"The Huxleyan Warning", by Neil Postman
The Huxleyan Warning
"There are two ways by which the spirit of a culture may be shriveled. In the first — the Orwellian — culture becomes a prison. In the second — the Huxleyan — culture becomes a burlesque.
No one needs to be reminded that our world is now marred by many prison-cultures whose structure Orwell described accurately in his parables. If one were to read both 1984 and Animal Farm, and then for good measure, Arthur Koestler’s Darkness at Noon, one would have a fairly precise blueprint of the machinery of thought-control as it currently operates in scores of countries and on millions of people. Of course, Orwell was not the first to teach us about the spiritual devastations of tyranny. What is irreplaceable about his work is his insistence that it makes little difference if our wardens are inspired by right or left-wing ideologies. The gates of the prison are equally impenetrable, surveillance equally rigorous, icon-worship equally pervasive.
What Huxley teaches is that in the age of advanced technology, spiritual devastation is more likely to come from an enemy with a smiling face than from one whose countenance exudes suspicion and hate. In the Huxleyan prophecy, Big Brother does not watch us, by his choice. We watch him, by ours. There is no need for wardens or gates or Ministries of Truth. When a population becomes distracted by trivia, when cultural life is redefined as a perpetual round of entertainments, when serious public conversation becomes a form of baby-talk, when, in short, a people become an audience and their public business a vaudeville act, then a nation finds itself at risk; culture-death is a clear possibility.
In America, Orwell’s prophecies are of small relevance, but Huxley’s are well under way toward being realized. For America is engaged in the world’s most ambitious experiment to accommodate itself to the technological distractions made possible by the electric plug. This is an experiment that began slowly and modestly in the mid-nineteenth century and has now, in the latter half of the twentieth, reached a perverse maturity in America’s consuming love-affair with television. As nowhere else in the world, Americans have moved far and fast in bringing to a close the age of the slow-moving printed word, and have granted to television sovereignty over all of their institutions. By ushering in the Age of Television, America has given the world the clearest available glimpse of the Huxleyan future.

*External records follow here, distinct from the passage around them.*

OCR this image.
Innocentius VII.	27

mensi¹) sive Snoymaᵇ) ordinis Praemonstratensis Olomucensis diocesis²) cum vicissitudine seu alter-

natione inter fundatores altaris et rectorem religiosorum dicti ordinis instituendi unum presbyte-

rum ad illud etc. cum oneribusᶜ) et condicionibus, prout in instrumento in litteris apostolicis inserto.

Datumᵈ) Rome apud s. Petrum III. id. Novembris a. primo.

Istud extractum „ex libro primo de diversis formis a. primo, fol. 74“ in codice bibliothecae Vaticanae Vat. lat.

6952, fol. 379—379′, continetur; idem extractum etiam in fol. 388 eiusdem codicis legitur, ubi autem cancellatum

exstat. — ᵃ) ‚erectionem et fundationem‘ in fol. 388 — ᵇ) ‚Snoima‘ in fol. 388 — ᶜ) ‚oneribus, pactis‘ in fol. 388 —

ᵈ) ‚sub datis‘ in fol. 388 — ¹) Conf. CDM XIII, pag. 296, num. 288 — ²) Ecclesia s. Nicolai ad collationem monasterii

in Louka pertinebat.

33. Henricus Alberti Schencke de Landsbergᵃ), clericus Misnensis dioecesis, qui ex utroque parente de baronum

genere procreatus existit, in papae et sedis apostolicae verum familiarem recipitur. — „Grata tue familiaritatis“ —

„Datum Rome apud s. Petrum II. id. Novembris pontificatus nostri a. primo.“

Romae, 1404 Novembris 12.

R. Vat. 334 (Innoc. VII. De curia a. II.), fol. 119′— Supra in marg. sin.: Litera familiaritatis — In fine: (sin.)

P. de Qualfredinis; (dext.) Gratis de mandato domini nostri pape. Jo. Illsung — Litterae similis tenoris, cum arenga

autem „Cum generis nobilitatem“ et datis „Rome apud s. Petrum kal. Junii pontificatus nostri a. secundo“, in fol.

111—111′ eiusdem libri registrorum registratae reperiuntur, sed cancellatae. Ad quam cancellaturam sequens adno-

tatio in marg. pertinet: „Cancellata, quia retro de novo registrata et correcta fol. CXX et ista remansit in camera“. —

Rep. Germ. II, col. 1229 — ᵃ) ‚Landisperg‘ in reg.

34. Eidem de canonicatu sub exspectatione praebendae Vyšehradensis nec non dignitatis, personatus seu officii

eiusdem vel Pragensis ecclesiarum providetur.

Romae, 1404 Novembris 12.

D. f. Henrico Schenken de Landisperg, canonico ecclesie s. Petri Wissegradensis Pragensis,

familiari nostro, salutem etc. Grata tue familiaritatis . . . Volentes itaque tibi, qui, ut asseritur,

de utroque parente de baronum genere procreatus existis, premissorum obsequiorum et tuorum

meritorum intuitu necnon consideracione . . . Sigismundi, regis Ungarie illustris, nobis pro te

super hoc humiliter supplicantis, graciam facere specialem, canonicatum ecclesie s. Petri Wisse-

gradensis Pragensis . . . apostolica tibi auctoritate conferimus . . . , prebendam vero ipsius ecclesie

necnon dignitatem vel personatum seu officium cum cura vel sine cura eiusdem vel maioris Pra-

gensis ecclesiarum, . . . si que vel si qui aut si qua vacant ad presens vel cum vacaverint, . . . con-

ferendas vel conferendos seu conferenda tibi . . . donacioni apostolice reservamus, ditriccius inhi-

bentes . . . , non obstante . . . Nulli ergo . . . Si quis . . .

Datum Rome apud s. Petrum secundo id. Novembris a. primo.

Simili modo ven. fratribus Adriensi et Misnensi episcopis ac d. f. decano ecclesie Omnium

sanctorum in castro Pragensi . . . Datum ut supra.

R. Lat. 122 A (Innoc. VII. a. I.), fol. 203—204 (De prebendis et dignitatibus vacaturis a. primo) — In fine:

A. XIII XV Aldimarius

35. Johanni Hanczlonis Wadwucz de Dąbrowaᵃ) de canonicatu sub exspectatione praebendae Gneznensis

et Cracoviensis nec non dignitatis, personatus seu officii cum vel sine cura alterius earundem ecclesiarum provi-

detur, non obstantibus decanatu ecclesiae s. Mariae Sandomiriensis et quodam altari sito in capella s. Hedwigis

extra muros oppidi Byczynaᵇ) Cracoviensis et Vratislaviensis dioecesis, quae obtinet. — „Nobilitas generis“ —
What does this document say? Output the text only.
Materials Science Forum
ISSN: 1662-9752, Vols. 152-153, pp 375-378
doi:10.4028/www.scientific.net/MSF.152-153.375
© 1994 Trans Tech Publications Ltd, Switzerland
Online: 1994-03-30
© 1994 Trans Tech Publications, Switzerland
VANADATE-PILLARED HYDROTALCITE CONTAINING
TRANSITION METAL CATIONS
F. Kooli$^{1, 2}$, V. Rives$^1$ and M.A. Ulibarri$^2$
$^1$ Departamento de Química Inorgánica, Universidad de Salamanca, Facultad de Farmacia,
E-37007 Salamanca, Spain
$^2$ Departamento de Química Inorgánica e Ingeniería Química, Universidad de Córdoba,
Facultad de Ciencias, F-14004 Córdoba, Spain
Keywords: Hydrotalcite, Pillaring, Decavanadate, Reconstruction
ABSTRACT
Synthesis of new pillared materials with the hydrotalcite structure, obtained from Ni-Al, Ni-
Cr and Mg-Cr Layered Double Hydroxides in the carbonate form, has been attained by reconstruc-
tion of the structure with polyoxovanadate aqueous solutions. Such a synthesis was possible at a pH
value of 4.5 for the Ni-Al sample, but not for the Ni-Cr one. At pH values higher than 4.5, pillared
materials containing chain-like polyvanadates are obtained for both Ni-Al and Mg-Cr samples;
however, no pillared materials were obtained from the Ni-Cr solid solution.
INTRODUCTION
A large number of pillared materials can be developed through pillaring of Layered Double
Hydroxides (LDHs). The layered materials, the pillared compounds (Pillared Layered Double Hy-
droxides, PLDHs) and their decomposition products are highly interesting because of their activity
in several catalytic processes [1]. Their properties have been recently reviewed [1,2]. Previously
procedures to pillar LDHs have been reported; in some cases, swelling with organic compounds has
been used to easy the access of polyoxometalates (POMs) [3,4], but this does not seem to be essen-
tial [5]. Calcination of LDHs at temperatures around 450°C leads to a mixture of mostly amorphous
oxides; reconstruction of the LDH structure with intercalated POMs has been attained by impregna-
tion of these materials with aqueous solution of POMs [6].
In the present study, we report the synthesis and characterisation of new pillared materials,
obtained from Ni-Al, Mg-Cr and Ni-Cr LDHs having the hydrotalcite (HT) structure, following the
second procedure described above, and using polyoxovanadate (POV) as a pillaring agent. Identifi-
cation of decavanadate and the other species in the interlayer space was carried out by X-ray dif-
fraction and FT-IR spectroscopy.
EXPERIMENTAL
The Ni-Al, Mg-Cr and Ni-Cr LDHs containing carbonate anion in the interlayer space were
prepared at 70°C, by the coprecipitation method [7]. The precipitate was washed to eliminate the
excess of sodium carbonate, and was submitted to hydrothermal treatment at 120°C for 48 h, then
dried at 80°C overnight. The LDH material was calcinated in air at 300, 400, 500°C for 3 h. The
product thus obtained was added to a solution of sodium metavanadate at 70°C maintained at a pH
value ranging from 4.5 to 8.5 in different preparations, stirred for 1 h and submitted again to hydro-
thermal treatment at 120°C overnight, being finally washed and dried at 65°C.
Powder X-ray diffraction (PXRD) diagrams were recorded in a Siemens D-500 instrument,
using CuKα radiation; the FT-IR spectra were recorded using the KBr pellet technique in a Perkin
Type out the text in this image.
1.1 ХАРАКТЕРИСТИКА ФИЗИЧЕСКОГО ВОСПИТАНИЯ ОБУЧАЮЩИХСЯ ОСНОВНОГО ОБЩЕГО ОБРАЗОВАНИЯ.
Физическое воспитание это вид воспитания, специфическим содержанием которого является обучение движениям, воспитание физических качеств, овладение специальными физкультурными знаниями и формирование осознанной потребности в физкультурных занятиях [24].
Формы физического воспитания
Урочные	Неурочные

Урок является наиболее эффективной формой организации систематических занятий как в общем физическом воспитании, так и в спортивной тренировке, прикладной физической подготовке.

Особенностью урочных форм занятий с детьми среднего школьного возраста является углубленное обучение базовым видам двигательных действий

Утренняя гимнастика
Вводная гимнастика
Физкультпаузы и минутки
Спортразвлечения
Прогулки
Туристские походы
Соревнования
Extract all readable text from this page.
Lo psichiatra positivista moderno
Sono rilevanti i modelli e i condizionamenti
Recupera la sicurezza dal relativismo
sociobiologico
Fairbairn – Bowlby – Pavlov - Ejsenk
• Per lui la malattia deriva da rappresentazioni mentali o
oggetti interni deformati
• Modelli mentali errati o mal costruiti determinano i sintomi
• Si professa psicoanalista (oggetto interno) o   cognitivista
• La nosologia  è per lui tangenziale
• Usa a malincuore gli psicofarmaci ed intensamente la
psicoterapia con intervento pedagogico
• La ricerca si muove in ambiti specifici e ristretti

Those who speak about this matter must often raise their voices to a near-hysterical pitch, inviting the charge that they are everything from wimps to public nuisances to Jeremiahs. But they do so because what they want others to see appears benign, when it is not invisible altogether. An Orwellian world is much easier to recognize, and to oppose, than a Huxleyan. Everything in our background has prepared us to know and resist a prison when the gates begin to close around us. We are not likely, for example, to be indifferent to the voices of the Sakharovs and the Timmermans and the Walesas. We take arms against such a sea of troubles, buttressed by the spirit of Milton, Bacon, Voltaire, Goethe and Jefferson. But what if there are no cries of anguish to be heard ? Who is prepared to take arms against a sea of amusements ? To whom do we complain, and when, and in what tone of voice, when serious discourse dissolves into giggles ? What is the antidote to a culture’s being drained by laughter ?
I fear that our philosophers have given us no guidance in this matter. Their warnings have customarily been directed against those consciously formulated ideologies that appeal to the worst tendencies in human nature. But what is happening in America is not the design of an articulated ideology. No Mein Kampf or Communist Manifesto announced its coming. It comes as the unintended consequence of a dramatic change in our modes of public conversation. But it is an ideology nonetheless, for it imposes a way of life, a set of relations among people and ideas, about which there has been no consensus, no discussion and no opposition. Only compliance.
Public consciousness has not yet assimilated the point that technology is ideology. This, in spite of the fact that before our very eyes technology has altered every aspect of life in America during the past eighty years. For example, it would have been excusable in 1905 for us to be unprepared for the cultural changes the automobile would bring. Who could have suspected then that the automobile would tell us how we were to conduct our social and sexual lives? Would reorient our ideas about what to do with our forests and cities? Would create new ways of expressing our personal identity and social standing ?
But it is much later in the game now, and ignorance of the score is inexcusable. To be unaware that a technology comes equipped with a program for social change, to maintain that technology is neutral, to make the assumption that technology is always a friend to culture is, at this late hour, stupidity plain and simple. Moreover, we have seen enough by now to know that technological changes in our modes of communication are even more ideology-laden than changes in our modes of transportation. Introduce the alphabet to a culture and you change its cognitive habits, its social relations, its notions of community, history and religion. Introduce the printing press with movable type, and you do the same.
Introduce speed-of-light transmission of images and you make a cultural revolution. Without a vote. Without polemics. Without guerrilla resistance. Here is ideology, pure if not serene. Here is ideology without words, and all the more powerful for their absence. All that is required to make it stick is a population that devoutly believes in the inevitability of progress. And in this sense, all Americans are Marxists, for we believe nothing if not that history is moving us toward some preordained paradise and that technology is the force behind that movement."